Die Workshops? Gar nicht mal so unnütz: Von „Gepäck richtig festzurren“ bis „Wie wechsle ich einen Reifen ohne YouTube“. Für die Stuntshows blieb gerade noch Zeit, bevor man mit Sonnenbrille und Grillduft im Haar ins Zelt oder Luxushotel taumelte. Denn ja: Eintritt kostenlos, Übernachtung nach Gusto. Punk trifft Wellness. Alpenidylle mit Oktanzuschlag.

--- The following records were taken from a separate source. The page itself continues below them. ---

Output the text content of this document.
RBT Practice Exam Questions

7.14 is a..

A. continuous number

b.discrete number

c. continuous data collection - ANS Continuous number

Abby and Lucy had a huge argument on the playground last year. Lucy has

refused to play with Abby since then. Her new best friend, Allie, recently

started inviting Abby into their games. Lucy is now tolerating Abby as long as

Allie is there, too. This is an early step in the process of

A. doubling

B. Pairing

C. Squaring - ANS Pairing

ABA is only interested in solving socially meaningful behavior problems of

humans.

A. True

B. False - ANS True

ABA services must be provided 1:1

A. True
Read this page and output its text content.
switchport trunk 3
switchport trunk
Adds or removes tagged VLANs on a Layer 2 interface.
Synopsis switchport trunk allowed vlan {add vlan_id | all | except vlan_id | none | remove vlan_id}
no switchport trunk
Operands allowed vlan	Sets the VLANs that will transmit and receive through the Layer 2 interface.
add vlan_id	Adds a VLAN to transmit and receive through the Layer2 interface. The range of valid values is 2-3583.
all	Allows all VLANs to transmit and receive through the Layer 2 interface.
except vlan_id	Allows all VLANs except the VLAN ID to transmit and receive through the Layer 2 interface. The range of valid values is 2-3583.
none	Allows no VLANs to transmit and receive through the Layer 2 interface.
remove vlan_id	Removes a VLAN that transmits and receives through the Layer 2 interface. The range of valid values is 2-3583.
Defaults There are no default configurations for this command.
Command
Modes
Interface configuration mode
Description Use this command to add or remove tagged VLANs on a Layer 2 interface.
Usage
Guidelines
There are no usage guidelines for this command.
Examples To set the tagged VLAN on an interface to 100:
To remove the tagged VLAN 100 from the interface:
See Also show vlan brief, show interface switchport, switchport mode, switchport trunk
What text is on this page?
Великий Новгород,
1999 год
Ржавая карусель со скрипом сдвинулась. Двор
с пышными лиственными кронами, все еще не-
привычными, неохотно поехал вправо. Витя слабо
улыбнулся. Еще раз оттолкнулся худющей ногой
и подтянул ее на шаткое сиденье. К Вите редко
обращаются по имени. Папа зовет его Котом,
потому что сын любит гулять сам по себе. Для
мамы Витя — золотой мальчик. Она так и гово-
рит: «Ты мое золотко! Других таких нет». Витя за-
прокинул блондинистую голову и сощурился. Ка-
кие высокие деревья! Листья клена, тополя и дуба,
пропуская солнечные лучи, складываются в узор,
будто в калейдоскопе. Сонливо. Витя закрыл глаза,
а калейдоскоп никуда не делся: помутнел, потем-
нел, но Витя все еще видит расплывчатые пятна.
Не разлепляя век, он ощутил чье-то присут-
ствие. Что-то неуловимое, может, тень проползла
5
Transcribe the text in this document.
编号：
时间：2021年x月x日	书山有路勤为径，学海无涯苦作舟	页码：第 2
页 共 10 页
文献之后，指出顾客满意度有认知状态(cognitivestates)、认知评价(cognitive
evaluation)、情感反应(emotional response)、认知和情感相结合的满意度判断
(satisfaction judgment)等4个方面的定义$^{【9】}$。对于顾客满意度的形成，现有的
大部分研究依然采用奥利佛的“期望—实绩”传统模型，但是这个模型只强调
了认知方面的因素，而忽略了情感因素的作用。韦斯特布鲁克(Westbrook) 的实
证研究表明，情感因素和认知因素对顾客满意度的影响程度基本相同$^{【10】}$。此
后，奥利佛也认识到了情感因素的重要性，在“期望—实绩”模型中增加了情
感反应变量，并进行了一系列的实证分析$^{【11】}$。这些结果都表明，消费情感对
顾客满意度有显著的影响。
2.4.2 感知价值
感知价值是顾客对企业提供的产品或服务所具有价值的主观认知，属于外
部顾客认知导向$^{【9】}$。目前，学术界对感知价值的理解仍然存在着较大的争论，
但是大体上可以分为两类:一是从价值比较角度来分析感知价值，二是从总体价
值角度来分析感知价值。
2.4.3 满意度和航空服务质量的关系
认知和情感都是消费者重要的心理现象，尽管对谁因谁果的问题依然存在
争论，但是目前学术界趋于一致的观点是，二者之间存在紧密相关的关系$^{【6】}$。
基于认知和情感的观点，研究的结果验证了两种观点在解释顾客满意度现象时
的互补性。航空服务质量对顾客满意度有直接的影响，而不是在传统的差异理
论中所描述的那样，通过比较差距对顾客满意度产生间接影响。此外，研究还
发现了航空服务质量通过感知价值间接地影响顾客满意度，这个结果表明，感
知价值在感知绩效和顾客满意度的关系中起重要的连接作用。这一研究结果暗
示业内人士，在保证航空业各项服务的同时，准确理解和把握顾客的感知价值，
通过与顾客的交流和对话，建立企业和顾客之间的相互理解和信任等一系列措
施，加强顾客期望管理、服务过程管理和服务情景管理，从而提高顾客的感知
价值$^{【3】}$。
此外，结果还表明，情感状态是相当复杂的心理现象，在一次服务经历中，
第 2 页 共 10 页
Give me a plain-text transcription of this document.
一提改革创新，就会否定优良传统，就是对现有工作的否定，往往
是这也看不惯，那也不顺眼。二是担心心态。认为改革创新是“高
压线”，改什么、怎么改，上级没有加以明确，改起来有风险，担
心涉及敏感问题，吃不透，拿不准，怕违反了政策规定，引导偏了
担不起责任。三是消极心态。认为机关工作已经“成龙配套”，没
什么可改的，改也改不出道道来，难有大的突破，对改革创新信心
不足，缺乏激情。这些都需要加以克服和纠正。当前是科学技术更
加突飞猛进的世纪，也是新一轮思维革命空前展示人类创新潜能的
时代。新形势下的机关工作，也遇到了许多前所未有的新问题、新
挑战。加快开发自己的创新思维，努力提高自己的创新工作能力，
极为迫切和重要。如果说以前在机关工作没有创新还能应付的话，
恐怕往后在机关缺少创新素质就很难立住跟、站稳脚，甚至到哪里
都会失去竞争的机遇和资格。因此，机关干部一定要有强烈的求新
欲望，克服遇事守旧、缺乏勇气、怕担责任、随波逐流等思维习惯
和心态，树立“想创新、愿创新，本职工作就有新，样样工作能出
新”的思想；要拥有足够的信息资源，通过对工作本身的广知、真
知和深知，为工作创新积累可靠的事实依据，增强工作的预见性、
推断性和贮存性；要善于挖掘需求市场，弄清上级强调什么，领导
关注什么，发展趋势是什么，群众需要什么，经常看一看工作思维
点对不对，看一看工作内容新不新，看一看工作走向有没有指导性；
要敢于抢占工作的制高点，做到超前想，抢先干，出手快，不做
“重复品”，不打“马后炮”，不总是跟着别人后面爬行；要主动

Harley Road King Special – roter Ritter mit Drehmoment
Ein Highlight, zumindest für mich, war der Test mit der Harley-Davidson Road King Special. „Whiskey Fire“ heißt die Farbe und ist ein echter Hingucker. Der Rest des Bikes, tief mattschwarz, wie die Seele eines Finanzbeamten, aber mit 1000 Prozent mehr Emotion. 94 PS, 158 Newtonmeter und ein sonorer aber nicht überbordender Sound. Ich persönlich bin ja der Meinung, dass das ganze Auspuffgedöhns mit Klappen und Co. irgendwie aus der Zeit gefallen ist. Motorfeeling am Bike ok, aber dass man – speziell in einer Umgebung wie den Alpen – mit einem Gasstoß ganze Täler in Aufruhr bringen muss, hat eigentlich in der heutigen Zeit weder Sinn noch bringt es greifbar mehr Spaß. Das Design? Retro trifft Hightech – Daymaker-LED vorne, zwei Auspuffrohre hinten, alles dazwischen ist purer Stil in Matt-Schwarz.









Beim Aufstieg zum Furkapass glitten die Floorboards wie auf Butter, die Mini-Ape-Hanger sorgten für aufrechte Coolness, und die Showa-Gabel bügelt jede Bodenwelle weg wie Mama das Hemdd für denn Sonntagsgottesdienst. Sogar das analoge Tankinstrument macht einen auf Nostalgie, während das V-Twin-Brummen Erinnerungen an bessere Zeiten weckt – auch wenn du nie aufgehört hast, welche zu haben.
Ride, Eat, Party, Sleep, Repeat
Nach drei Tagen voller Kurven, Grillgut und Benzingesprächen war klar: Der Andermatt Freedom Ride ist kein Festival – es ist ein Zustand. Eine temporäre Parallelwelt, in der niemand fragt, wie viel PS du hast, sondern nur, wie viele Pässe du heute gefahren bist. Wo „Freiheit“ nicht auf dem Aufkleber steht, sondern im Gesicht klebt – zwischen Staub, Sonnencreme und Grinsen. Und last but not least, ein Biker-Fest, bei dem es nicht um Markenzwang geht, sondern um pure Freude am gemeinsamen Sein. Dieses noch vergleichsweise kleine Festival hat das Potential etwas ganz Besonderes zu werden.
2026? Kommt. Fix. Mit Helm und Vorfreude.
Ob du mit einer Yamaha, Ducati oder dem alten Vespa-Veteran vom Großvater auftauchst – in Andermatt zählt nur, dass du kommst. Denn der Freedom Ride hat bewiesen, dass Freiheit keine Frage des Modells ist, sondern des Mindsets. Und dass sich Gemeinschaft nicht in Hubraum messen lässt, sondern in Geschichten am Lagerfeuer.
Also: Save the Date. Juli 2026. Alpen. Asphalt. Abenteuer. Wir sehen uns auf der Tremola. Mit oder ohne Road King Special.